As the Pushing Daisies alum embarks on his two most high-profile projects to date — AMC’s Halt and Catch Fire and Marvel’s Guardians of the Galaxy — he refuses to compromise his privacy for viewers’ curiosity.
AMC
Lee Pace is, by his own design, an enigma. Despite appearing in two of the decade's biggest film franchises — The Hobbit and The Twilight Saga — the 35-year-old actor continues to exist amid an aura of mystery, with little known about his life before starring in two critically adored television shows, Wonderfalls and Pushing Daisies (both from creator Bryan Fuller), and his stunning turn in Showtime's 2003 biopic Soldier's Girl, in which he played trans woman Calpernia Addams.
Sitting on the secluded patio of The Four Seasons Hotel's Windows Lounge in Los Angeles, Pace's movie idol good looks are partially hidden behind an unkempt beard and a messy nest of hair, a mask of sort that makes the actor seem even more inscrutable.
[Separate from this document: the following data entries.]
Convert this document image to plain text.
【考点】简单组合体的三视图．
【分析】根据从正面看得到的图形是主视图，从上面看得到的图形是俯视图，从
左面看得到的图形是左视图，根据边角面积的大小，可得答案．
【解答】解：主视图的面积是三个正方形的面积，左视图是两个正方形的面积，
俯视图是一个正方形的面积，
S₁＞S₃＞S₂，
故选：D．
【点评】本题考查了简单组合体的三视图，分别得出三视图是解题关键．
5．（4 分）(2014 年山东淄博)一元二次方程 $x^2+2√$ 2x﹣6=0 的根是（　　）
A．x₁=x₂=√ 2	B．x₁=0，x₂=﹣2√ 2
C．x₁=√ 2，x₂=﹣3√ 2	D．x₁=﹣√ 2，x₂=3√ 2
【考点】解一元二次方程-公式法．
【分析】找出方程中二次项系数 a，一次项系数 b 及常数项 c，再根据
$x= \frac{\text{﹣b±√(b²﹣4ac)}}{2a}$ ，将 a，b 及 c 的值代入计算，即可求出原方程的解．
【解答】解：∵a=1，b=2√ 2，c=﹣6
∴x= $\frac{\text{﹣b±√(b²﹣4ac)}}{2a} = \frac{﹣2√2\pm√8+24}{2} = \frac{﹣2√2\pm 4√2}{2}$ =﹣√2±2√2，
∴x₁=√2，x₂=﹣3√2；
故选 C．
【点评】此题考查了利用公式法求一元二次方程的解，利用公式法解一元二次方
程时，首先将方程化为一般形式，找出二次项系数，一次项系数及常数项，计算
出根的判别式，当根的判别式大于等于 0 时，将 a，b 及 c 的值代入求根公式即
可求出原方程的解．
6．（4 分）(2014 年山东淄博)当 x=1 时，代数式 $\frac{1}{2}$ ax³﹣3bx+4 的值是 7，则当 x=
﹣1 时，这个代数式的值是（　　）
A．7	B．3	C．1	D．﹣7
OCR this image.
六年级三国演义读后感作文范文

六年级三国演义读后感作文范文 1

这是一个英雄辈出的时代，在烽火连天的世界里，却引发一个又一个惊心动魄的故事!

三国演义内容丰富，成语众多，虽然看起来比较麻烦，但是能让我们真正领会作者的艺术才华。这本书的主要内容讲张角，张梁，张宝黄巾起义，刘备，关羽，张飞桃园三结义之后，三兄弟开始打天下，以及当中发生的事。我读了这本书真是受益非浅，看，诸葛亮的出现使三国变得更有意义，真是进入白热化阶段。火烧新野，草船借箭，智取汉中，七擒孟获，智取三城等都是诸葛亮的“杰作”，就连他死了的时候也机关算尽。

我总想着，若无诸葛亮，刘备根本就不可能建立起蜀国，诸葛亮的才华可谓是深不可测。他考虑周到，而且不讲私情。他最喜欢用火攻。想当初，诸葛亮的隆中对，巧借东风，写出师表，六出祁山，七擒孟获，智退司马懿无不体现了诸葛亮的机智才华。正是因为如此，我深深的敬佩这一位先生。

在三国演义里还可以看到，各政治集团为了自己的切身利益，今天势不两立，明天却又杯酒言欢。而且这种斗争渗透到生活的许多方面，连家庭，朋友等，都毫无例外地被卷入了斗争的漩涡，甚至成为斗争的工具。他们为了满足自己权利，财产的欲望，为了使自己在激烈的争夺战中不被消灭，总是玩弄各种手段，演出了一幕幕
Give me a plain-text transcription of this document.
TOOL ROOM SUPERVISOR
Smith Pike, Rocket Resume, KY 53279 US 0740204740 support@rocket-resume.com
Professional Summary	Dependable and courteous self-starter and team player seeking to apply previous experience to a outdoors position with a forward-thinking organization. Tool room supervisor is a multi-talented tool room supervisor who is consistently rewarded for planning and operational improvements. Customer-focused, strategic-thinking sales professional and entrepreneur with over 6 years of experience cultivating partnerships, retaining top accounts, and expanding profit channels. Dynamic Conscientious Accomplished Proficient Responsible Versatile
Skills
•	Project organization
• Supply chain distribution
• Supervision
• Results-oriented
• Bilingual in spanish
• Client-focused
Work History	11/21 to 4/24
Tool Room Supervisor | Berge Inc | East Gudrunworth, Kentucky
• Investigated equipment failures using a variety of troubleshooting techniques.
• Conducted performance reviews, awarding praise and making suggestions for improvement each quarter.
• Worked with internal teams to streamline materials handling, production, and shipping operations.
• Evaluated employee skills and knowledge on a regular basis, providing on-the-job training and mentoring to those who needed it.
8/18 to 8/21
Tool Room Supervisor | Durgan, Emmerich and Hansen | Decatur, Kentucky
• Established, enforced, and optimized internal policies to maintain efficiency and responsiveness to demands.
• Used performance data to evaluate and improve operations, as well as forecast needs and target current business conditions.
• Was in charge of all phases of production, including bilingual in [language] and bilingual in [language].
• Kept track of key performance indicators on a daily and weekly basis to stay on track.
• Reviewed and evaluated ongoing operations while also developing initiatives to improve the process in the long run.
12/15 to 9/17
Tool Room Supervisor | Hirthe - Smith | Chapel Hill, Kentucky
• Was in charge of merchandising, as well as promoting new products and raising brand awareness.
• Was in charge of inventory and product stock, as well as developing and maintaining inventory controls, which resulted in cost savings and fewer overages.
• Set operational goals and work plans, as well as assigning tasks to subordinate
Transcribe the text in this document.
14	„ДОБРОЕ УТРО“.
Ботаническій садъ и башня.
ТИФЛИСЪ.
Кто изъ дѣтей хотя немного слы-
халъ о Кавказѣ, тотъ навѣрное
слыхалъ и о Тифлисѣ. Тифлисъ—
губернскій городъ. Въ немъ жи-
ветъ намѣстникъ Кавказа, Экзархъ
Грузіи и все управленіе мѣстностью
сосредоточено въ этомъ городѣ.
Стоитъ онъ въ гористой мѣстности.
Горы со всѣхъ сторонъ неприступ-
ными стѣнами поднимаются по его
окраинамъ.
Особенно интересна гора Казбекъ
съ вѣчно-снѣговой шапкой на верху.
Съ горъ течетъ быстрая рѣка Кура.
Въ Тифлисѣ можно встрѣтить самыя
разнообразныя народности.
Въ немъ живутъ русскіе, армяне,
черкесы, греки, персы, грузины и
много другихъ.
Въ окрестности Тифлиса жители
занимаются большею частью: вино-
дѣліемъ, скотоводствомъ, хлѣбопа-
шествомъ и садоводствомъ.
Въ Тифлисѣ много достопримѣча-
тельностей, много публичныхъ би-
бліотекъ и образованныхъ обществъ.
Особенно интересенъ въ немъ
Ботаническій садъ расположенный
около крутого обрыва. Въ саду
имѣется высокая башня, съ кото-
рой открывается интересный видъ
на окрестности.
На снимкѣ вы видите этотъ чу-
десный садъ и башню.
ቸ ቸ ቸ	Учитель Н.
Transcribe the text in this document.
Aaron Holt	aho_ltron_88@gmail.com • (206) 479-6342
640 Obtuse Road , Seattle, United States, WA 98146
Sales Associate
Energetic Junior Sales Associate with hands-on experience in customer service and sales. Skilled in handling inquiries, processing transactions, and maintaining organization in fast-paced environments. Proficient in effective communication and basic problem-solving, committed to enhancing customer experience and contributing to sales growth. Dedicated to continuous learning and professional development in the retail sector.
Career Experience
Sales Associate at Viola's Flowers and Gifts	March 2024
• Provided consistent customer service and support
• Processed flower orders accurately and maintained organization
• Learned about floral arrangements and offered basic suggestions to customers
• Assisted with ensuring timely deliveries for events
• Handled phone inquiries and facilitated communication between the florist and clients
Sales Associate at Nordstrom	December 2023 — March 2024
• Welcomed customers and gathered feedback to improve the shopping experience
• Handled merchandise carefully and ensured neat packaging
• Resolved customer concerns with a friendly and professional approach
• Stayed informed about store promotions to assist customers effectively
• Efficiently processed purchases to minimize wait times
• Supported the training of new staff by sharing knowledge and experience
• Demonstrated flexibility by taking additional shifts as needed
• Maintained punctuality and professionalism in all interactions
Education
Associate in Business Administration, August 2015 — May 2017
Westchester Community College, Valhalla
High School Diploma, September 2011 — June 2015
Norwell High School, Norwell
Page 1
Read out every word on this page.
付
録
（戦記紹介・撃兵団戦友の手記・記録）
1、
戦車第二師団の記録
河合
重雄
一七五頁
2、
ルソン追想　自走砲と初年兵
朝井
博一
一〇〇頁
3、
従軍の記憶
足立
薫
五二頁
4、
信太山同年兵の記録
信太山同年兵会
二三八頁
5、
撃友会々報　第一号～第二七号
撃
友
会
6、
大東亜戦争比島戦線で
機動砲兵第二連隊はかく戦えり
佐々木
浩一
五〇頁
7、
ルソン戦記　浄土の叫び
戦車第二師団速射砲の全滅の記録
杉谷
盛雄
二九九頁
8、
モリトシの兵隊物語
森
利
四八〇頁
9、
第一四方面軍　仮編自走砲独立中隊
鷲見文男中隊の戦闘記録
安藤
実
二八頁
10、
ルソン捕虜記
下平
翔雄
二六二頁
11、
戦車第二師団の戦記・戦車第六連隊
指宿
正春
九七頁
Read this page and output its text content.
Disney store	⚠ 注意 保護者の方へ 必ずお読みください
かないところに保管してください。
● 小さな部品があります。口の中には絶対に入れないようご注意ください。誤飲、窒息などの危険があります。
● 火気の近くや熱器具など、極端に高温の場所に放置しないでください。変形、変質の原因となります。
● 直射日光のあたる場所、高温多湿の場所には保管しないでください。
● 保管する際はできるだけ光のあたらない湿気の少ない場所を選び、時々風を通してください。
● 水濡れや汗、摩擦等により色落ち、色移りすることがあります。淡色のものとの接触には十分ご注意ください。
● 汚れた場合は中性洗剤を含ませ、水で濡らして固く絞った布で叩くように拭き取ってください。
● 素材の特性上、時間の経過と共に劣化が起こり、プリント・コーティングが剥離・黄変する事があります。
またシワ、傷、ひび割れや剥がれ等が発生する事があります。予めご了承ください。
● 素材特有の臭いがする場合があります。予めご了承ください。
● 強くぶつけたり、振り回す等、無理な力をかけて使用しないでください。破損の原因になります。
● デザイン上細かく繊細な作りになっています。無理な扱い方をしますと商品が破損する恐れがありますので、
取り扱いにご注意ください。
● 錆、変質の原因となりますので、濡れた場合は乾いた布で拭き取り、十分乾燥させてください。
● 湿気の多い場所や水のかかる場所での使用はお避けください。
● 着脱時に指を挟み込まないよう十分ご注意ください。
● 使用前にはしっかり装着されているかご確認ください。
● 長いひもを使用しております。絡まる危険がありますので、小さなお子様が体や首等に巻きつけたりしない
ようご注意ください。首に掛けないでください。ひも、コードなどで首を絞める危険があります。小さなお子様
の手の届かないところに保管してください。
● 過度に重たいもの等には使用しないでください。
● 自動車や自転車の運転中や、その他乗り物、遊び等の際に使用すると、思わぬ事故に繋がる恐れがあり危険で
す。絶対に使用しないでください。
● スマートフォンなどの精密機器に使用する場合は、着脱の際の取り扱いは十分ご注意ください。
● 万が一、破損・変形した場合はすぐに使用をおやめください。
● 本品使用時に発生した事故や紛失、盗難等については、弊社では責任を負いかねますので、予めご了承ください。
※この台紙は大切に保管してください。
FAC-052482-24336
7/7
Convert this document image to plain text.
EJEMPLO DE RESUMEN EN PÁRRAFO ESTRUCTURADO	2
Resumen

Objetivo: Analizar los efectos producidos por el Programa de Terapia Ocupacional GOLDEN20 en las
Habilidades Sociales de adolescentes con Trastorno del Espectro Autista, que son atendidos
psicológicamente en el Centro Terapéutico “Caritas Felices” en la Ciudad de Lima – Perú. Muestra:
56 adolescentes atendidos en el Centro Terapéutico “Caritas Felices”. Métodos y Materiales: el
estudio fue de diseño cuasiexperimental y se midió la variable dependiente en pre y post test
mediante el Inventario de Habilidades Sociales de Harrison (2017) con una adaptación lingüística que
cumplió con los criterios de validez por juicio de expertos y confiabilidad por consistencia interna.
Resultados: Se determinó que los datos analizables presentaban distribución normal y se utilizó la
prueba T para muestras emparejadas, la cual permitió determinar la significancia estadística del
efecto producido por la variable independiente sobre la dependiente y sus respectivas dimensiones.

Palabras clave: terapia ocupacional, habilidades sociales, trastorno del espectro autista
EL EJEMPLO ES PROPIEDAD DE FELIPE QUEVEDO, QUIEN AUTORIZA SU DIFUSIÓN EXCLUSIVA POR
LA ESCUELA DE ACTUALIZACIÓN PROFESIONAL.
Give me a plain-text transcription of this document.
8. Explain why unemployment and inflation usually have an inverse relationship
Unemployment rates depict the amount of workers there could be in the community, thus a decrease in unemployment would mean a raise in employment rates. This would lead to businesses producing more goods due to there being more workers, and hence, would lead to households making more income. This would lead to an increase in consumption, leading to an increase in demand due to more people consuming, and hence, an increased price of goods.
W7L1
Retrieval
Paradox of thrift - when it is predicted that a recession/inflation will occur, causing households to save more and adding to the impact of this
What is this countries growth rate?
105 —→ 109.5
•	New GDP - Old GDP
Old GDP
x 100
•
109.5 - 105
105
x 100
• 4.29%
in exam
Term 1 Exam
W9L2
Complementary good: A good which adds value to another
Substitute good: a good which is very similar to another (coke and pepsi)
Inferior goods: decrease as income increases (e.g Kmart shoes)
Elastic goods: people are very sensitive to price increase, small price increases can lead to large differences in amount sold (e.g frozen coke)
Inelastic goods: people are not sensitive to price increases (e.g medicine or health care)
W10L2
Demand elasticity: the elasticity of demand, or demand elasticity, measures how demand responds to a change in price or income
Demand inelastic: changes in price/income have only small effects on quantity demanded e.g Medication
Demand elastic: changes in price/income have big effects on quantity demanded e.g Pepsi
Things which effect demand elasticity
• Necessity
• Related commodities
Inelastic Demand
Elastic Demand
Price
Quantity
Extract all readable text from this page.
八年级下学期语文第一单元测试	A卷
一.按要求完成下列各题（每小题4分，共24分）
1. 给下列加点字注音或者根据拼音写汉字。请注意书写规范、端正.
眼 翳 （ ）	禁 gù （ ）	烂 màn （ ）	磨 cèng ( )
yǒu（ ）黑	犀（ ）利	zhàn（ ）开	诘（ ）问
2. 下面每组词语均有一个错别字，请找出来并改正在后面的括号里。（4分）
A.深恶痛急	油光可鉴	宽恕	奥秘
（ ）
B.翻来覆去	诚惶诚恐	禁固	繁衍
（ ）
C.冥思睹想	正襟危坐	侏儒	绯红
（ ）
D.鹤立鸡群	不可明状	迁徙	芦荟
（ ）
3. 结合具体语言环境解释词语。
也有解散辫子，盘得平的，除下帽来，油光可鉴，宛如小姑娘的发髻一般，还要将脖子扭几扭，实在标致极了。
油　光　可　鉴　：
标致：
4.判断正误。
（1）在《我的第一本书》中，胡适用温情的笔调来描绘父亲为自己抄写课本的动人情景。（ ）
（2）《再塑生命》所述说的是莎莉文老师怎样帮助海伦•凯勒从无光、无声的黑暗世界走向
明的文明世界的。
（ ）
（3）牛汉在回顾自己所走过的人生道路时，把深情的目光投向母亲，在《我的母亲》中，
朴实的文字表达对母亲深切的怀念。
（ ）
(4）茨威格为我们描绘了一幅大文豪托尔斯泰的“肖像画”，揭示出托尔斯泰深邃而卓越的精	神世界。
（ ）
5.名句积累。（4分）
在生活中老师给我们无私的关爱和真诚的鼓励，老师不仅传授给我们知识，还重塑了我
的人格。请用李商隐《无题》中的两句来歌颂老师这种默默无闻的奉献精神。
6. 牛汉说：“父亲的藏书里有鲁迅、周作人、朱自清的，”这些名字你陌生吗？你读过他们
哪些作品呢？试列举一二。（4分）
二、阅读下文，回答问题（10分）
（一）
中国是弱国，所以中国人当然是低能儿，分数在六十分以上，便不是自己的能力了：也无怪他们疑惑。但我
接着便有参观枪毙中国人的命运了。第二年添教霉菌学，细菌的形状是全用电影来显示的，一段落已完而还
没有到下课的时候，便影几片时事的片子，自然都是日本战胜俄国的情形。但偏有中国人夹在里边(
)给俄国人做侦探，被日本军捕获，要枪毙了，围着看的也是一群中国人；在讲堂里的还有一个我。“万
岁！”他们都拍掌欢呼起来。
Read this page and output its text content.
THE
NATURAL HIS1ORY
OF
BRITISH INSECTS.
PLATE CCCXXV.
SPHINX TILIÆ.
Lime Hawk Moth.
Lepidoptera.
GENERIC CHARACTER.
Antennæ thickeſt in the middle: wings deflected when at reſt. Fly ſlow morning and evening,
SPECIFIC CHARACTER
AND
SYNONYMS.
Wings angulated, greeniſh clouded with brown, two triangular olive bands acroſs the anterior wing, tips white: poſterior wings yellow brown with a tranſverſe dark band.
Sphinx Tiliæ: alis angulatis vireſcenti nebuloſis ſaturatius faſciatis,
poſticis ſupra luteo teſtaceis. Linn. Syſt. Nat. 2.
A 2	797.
And he relishes a life far outside of the spotlight, even recently buying 10 acres of land in Upstate New York (tractor included). "I'm trying to be a farmer right now," he says, that beard suddenly seeming perfectly in character. "I've been wanting a tractor for such a long time, and I finally bought this one," he says, grinning and showing off photos with the fervor of a new parent.
Pace's career has zigzagged from indie dramas (A Single Man) to romantic comedies (Miss Pettigrew Lives For A Day), and from Oscar contenders (Lincoln) to television period dramas (AMC's Halt and Catch Fire, which launches June 1). But there's still very little information about the actor online — and that's exactly how Pace wants it.
"When you play the king of elves and alien warlords, little me is very uninteresting," says Pace, with a dismissive shrug. "But, at the same time, actors feel this obligation to be transparent, and I truly don't understand the point."
Pace continues, arms flitting back and forth, illustrating every question. "Then it gets into a whole cycle of, Do you like me? Do you like me if I wear this to this premiere? Do you like me if I'm in this magazine? Do you like me if I date this person? Then will you like me? Then will you give me approval? Then will you buy a ticket? I want people to buy a ticket because they're interested in the character and interested in the work and interested in the story."
That predisposition for privacy has fueled endless rumors about Pace's personal life, speculation he dismisses as inherently disruptive to the very reason audiences are attracted to him in the first place. "Who cares about people's personal lives?" says Pace. "I mean, honestly. How are you then able to disappear into a role? Trust me, if I had something interesting to say about myself, I would."
Pace as Calpernia Addams in 2003's Soldier's Girl.
Bachrach/Gottlieb Productions
Those clamoring for details about his life should look no further than his body of work: "To be honest, the characters I play are revealing enough." Case in point: the aforementioned Soldier's Girl, in which Pace played trans soldier Calpernia Addams, who inspired a formal review of Don't Ask, Don't Tell after her lover, Barry Winchell, was murdered in 1999. "I was shocked at how much I saw myself in that character," Pace says. "I worked on transforming myself so much for that role so I assumed I wouldn't recognize myself, but I saw so much more of myself in Calpernia than I ever anticipated. So, I'm already revealing more of myself than I'm comfortable with."
In an era where stars' private lives are fodder for tabloid consumption or soapy reality exploits, Pace's decision to focus on the work allows the audience to be completely immersed in his characters' rich inner lives. Maybe part of that has to do with the fact that the Julliard-trained Pace had the ability to reinvent himself constantly as a child — born in Oklahoma, Pace's life was uprooted to Saudi Arabia when he was around 5 years old (a result of his father's job in the oil industry), before he returned to the U.S. and eventually settled in Texas as a teenager.
That gift of reinvention (or compartmentalization?) carries over into Pace's new 1980s-set AMC drama, Halt and Catch Fire, where he plays Joe McMillan, a brilliant but damaged tech visionary who recruits burnt-out family man Gordon Clark (Argo's Scoot McNairy) and caustic prodigy Cameron Howe (That Awkward Moment's Mackenzie Davis) to reverse-engineer an IBM computer.
Despite Joe's potentially polarizing nature, the show's creators, Chris Rogers and Chris Cantwell, insist that finding someone as charismatic as Pace wasn't a requirement. "While I wouldn't say that we were explicitly searching for someone with 'likability,' it was important to us that we find an actor with a lot of charisma and emotional nuance to play Joe," says Rogers.
Cantwell agrees: "Lee brings a tremendous humanity to the role. In the hands of someone less capable, Joe could easily come across as a sociopathic monster early on in the series. Lee can deftly wield a shark-like persona when needed, but with him we get almost immediately that there is something brewing below the surface."